More troops sent in Thai-Cambodia temple dispute


Thailand and Cambodia sent troops and heavy guns today to their disputed border, where hundreds of soldiers faced off for a fifth day over an ancient Hindu temple.

Despite the military build-up, both sides said they were ready to negotiate an end to the stand-off.

The dispute has raised investor fears of a major confrontation. Thailand's main stock index has fallen more than 23 percent since anti-government street protests in Bangkok began in late May, and could drop further if border tensions get worse, analysts said.
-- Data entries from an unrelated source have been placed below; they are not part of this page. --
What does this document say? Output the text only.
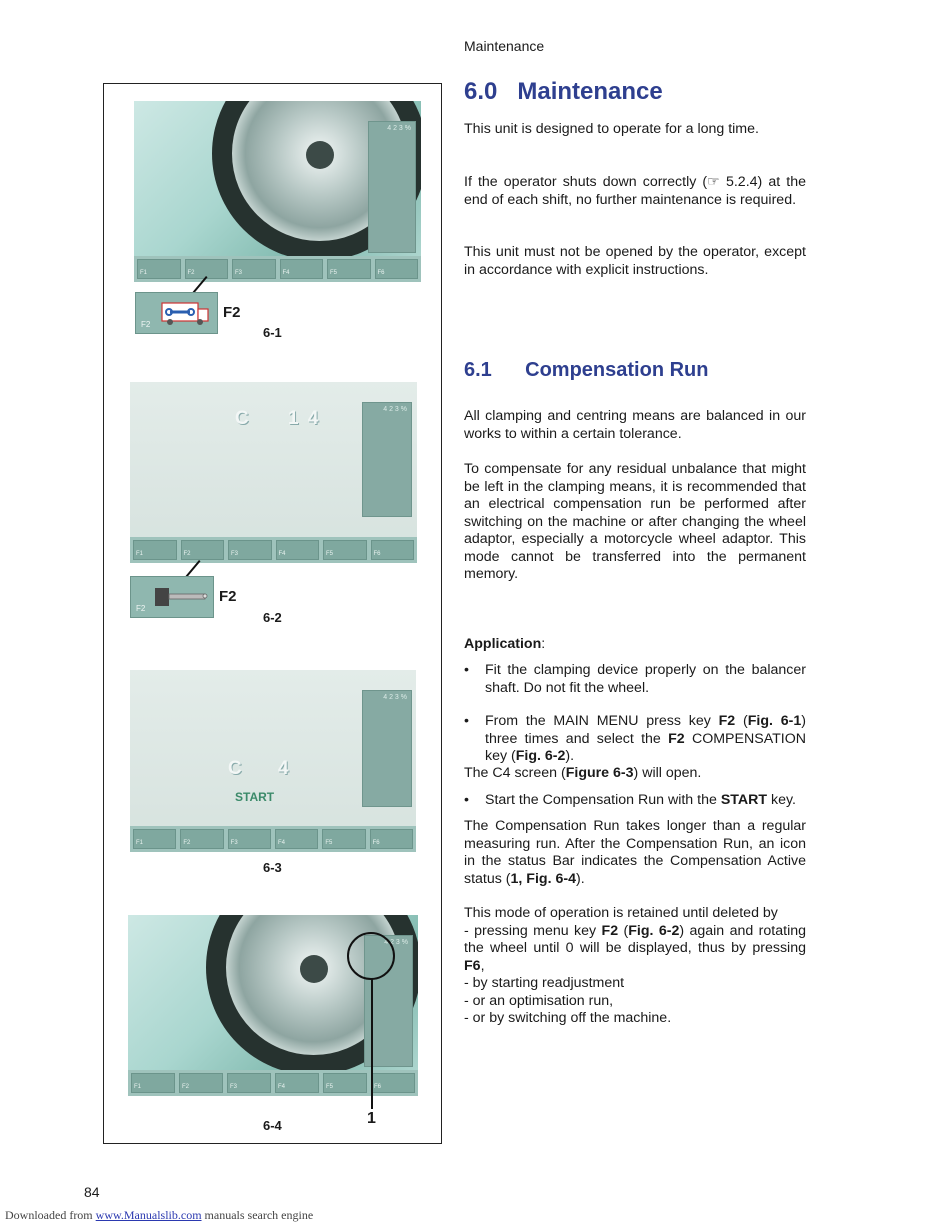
Maintenance
4 2 3 %
F1	F2	F3	F4	F5	F6
F2
F2
6-1
4 2 3 %
C 1 4
F1	F2	F3	F4	F5	F6
F2
F2
6-2
4 2 3 %
C 4
START
F1	F2	F3	F4	F5	F6
6-3
4 2 3 %
F1	F2	F3	F4	F5	F6
1
6-4
6.0   Maintenance
This unit is designed to operate for a long time.
If the operator shuts down correctly (☞ 5.2.4) at the end of each shift, no further maintenance is required.
This unit must not be opened by the operator, except in accordance with explicit instructions.
6.1      Compensation Run
All clamping and centring means are balanced in our works to within a certain tolerance.
To compensate for any residual unbalance that might be left in the clamping means, it is recommended that an electrical compensation run be performed after switching on the machine or after changing the wheel adaptor, especially a motorcycle wheel adaptor. This mode cannot be transferred into the permanent memory.
Application:
• Fit the clamping device properly on the balancer shaft. Do not fit the wheel.
• From the MAIN MENU press key F2 (Fig. 6-1) three times and select the F2 COMPENSATION key (Fig. 6-2).
The C4 screen (Figure 6-3) will open.
• Start the Compensation Run with the START key.
The Compensation Run takes longer than a regular measuring run. After the Compensation Run, an icon in the status Bar indicates the Compensation Active status (1, Fig. 6-4).
This mode of operation is retained until deleted by
- pressing menu key F2 (Fig. 6-2) again and rotating the wheel until 0 will be displayed, thus by pressing F6,
- by starting readjustment
- or an optimisation run,
- or by switching off the machine.
84
Downloaded from www.Manualslib.com manuals search engine
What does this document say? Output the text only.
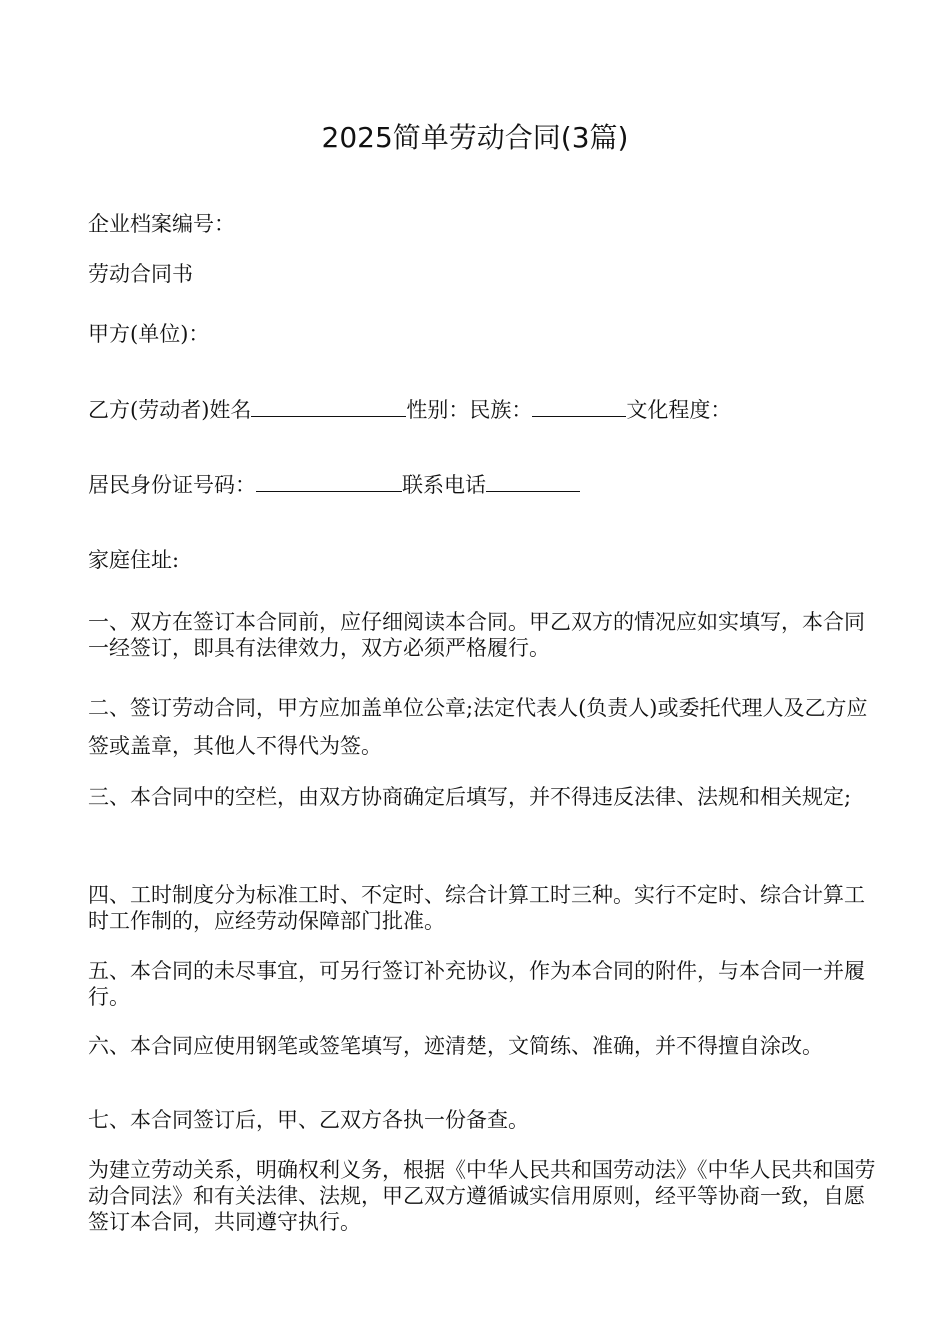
2025简单劳动合同(3篇)
企业档案编号：
劳动合同书
甲方(单位)：
乙方(劳动者)姓名	性别：民族：	文化程度：
居民身份证号码：	联系电话
家庭住址:
一、双方在签订本合同前，应仔细阅读本合同。甲乙双方的情况应如实填写，本合同一经签订，即具有法律效力，双方必须严格履行。
二、签订劳动合同，甲方应加盖单位公章;法定代表人(负责人)或委托代理人及乙方应签或盖章，其他人不得代为签。
三、本合同中的空栏，由双方协商确定后填写，并不得违反法律、法规和相关规定;
四、工时制度分为标准工时、不定时、综合计算工时三种。实行不定时、综合计算工时工作制的，应经劳动保障部门批准。
五、本合同的未尽事宜，可另行签订补充协议，作为本合同的附件，与本合同一并履行。
六、本合同应使用钢笔或签笔填写，迹清楚，文简练、准确，并不得擅自涂改。
七、本合同签订后，甲、乙双方各执一份备查。
为建立劳动关系，明确权利义务，根据《中华人民共和国劳动法》《中华人民共和国劳动合同法》和有关法律、法规，甲乙双方遵循诚实信用原则，经平等协商一致，自愿签订本合同，共同遵守执行。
The Preah Vihear temple, perched on a jungle-clad escarpment that forms a natural boundary, has been a source of tension since the International Court of Justice ruled in 1962 it belonged to Cambodia, a decision that still rankles Thais.

The listing of Preah Vihear as a World Heritage site this month triggered a political uproar in Thailand, stoked by groups opposed to Prime Minister Samak Sundaravej whom they accuse of being a proxy of former Prime Minister Thaksin Shinawatra, who was ousted in a 2006 coup.

The diplomatic sparring between Bangkok and Phnom Penh has intensified ahead of high-level talks on Monday involving the two countries' defence ministers.

Thailand summoned Cambodia's ambassador yesterday to respond to Prime Minister Hun Sen's charge that Thai troops had "encroached" on Cambodian territory" and that the situation was "worsening".

In a letter to Hun Sen, Samak said Cambodian troops and buildings on the disputed 4.6 sq km (1.8 sq mile) area were a "violation of Thailand's sovereignty and territorial integrity".

He added his government was "resolved to seek a just and peaceful solution to the situation".

Cambodia has asked the United Nations' Security Council to discuss the border dispute with Thailand, a Thai government spokesman said.

"We have been informed by our ambassador to the UN that Cambodia has filed a complaint over the dispute to the UN," he said.